From Chicago NPR affiliate WBEZ’s series on gentrification:
James Rudyk says affordability doesn’t mean housing values have to remain stagnant or that certain people or businesses should stay out.
But…by definition, it kind of does, doesn’t it? If housing values don’t “remain stagnant,” then they’re growing. Another way of saying that housing values are growing is that housing is getting more expensive. In a neighborhood (Belmont Cragin, in this case) with home prices already above the city average – in a city where something like half of all residents are paying more than 30% of their income for a place to live – that suggests that every increase in housing prices is going to stretch the budget of some people who live in the area, and put the community beyond the reach of other city residents who might like to move there for better schools, safer streets, etc.
In other words, affordability will suffer.
This is the fundamental problem with using housing as our country’s main vehicle for wealth accumulation: as soon as you buy a home, you have an enormous incentive to see its value grow.
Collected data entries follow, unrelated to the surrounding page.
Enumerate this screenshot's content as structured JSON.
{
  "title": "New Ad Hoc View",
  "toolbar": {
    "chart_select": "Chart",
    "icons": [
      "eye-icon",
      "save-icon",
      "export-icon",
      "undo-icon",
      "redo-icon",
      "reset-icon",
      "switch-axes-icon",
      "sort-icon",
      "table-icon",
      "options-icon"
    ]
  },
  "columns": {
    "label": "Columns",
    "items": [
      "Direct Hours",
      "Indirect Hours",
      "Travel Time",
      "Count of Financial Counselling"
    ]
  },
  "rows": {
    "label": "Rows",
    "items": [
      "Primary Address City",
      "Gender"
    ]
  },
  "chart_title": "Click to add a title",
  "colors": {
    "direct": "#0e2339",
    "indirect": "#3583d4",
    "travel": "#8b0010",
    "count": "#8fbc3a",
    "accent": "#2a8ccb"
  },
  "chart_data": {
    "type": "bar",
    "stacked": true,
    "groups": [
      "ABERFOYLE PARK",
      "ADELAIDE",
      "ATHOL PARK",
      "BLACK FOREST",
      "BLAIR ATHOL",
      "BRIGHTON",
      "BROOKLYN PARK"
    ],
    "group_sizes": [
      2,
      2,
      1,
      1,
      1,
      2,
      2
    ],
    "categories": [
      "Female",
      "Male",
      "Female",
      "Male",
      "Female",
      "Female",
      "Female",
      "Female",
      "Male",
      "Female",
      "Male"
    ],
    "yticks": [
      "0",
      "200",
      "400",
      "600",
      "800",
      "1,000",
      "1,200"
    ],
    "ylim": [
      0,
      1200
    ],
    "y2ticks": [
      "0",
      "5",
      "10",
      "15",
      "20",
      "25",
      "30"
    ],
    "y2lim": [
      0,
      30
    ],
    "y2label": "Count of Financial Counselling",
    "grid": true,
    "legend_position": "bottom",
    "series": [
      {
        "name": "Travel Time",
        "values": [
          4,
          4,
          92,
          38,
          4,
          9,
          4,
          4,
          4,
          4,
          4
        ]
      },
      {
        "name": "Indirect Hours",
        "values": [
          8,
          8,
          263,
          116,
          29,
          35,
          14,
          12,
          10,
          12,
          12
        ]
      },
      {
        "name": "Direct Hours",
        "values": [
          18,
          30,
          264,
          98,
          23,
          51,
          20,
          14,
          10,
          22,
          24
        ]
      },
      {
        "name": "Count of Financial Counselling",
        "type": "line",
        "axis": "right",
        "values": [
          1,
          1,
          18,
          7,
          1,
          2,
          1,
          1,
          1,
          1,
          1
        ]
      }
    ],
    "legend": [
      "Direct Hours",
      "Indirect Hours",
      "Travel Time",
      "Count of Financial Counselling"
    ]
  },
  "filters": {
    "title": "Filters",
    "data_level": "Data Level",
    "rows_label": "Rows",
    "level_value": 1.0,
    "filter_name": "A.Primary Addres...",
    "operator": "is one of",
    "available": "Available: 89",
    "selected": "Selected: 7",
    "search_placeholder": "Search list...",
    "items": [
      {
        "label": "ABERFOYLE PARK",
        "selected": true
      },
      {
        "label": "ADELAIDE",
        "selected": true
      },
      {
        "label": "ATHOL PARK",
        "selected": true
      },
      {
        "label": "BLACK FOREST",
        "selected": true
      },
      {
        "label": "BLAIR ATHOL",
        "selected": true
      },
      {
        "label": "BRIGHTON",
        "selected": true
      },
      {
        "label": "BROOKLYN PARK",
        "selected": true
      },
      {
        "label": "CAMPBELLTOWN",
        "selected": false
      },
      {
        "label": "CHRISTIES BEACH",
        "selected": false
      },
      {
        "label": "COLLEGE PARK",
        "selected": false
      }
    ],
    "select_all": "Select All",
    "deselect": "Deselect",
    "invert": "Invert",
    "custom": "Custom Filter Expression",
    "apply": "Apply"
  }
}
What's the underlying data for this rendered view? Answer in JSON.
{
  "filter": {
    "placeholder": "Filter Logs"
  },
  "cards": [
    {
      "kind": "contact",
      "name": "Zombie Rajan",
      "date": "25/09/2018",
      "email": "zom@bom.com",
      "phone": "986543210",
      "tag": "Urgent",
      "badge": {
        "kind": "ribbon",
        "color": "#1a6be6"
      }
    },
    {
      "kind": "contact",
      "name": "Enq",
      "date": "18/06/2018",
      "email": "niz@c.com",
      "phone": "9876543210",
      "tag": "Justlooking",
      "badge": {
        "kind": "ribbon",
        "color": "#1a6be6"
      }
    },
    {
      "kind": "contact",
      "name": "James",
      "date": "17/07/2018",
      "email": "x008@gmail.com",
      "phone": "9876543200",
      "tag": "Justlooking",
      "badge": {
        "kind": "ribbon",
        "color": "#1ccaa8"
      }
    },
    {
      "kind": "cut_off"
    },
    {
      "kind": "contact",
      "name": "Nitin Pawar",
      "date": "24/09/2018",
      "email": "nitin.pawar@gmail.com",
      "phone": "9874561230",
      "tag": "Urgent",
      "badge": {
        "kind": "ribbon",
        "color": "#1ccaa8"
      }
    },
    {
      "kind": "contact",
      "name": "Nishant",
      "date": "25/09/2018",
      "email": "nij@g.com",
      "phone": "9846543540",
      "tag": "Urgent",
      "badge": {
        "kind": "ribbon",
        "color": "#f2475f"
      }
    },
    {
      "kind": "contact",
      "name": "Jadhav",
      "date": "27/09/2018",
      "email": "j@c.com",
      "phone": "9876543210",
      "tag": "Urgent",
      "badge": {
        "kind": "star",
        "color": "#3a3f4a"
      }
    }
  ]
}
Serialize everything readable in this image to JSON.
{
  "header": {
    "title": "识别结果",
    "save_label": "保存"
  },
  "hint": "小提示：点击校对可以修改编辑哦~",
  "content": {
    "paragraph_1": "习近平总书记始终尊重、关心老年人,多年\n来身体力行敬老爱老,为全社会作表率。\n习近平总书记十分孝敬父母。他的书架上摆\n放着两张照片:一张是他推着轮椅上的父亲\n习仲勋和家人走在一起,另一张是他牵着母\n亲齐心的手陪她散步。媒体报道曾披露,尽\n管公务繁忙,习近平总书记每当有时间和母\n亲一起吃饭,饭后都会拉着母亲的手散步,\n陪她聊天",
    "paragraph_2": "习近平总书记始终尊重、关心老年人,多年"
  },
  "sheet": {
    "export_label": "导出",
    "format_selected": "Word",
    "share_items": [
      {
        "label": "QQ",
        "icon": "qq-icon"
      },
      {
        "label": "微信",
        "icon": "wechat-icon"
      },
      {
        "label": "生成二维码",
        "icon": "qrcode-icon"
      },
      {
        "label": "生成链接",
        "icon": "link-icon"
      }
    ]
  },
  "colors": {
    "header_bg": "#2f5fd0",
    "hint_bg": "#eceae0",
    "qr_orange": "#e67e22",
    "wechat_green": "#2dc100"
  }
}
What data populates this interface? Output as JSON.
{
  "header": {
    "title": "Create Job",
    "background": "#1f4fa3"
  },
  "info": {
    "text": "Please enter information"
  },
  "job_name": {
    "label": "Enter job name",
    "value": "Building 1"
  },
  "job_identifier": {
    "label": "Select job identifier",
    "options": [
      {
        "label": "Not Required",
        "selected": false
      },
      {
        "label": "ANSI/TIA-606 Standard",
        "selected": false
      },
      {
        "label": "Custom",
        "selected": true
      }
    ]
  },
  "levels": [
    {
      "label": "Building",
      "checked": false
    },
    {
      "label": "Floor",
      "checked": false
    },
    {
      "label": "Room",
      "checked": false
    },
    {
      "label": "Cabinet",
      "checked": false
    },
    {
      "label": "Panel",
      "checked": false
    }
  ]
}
But that interest, of course, is directly opposed to the interests of any people who might want to buy, who want – in many cases, need – housing prices to stay flat or even decrease in order to find a place to live. In a place where the vast majority of homes are not subsidized for the low- or moderate-income – and Chicago will be that kind of place for the foreseeable future – that means that strong returns to housing are directly opposed to affordability.
It also means that statements like this are really hard to take from theory to reality:
“If residents on Diversey and Laramie really do want a Starbucks, then let’s put in a Starbucks. If they really do want a Trader Joes, then let’s put in a Trader Joes. If they’re really fine with the fruit market, let’s leave the fruit market. So the question is, who makes that decision?,” he said.
Rudyk hopes it’s the people who live here, and not outside investors. He says that may determine whether Belmont Cragin redevelops or gentrifies.
This imagines that there are two groups of people: Belmont Cragin residents, and “outside investors.” But that’s not really true.
@DanielKayHertz because the ppl in the community (homeowners, renters, biz owners) have very different incentives
— Michael Kendricks (@MLKendricks) December 18, 2014
A very common refrain in gentrification debates is that “the community should decide,” or that changes should “benefit the community.” But as Michael Kendricks points out, “the community” is always made up of many different people, with many different interests. Virtually any decision that’s made about a new housing development, or store, or transit project, will benefit some members of the community at the expense of others. That is politics, and anyone who has been to a neighborhood meeting about anything, large or small, has seen firsthand that neighborhoods are not above, or below, politics.
It’s tempting, in this as in any situation, to try to find a way that everyone – or everyone you consider a “good guy” – can win. Unfortunately, I think there’s a lot more conflict here among the “good guys”* – conflict that isn’t about misunderstandings, but about real and immediate self-interest – than we’re willing to admit.
* I say “good guys” because I don’t think there’s anything nefarious about a middle class family in Belmont Cragin wanting home prices to increase in their neighborhood so they can have some financial security for retirement. The point, though, is that the consequences of that totally benign goal – multiplied by hundreds of thousands of homeowners – are anything but benign for people caught on the wrong side of affordability.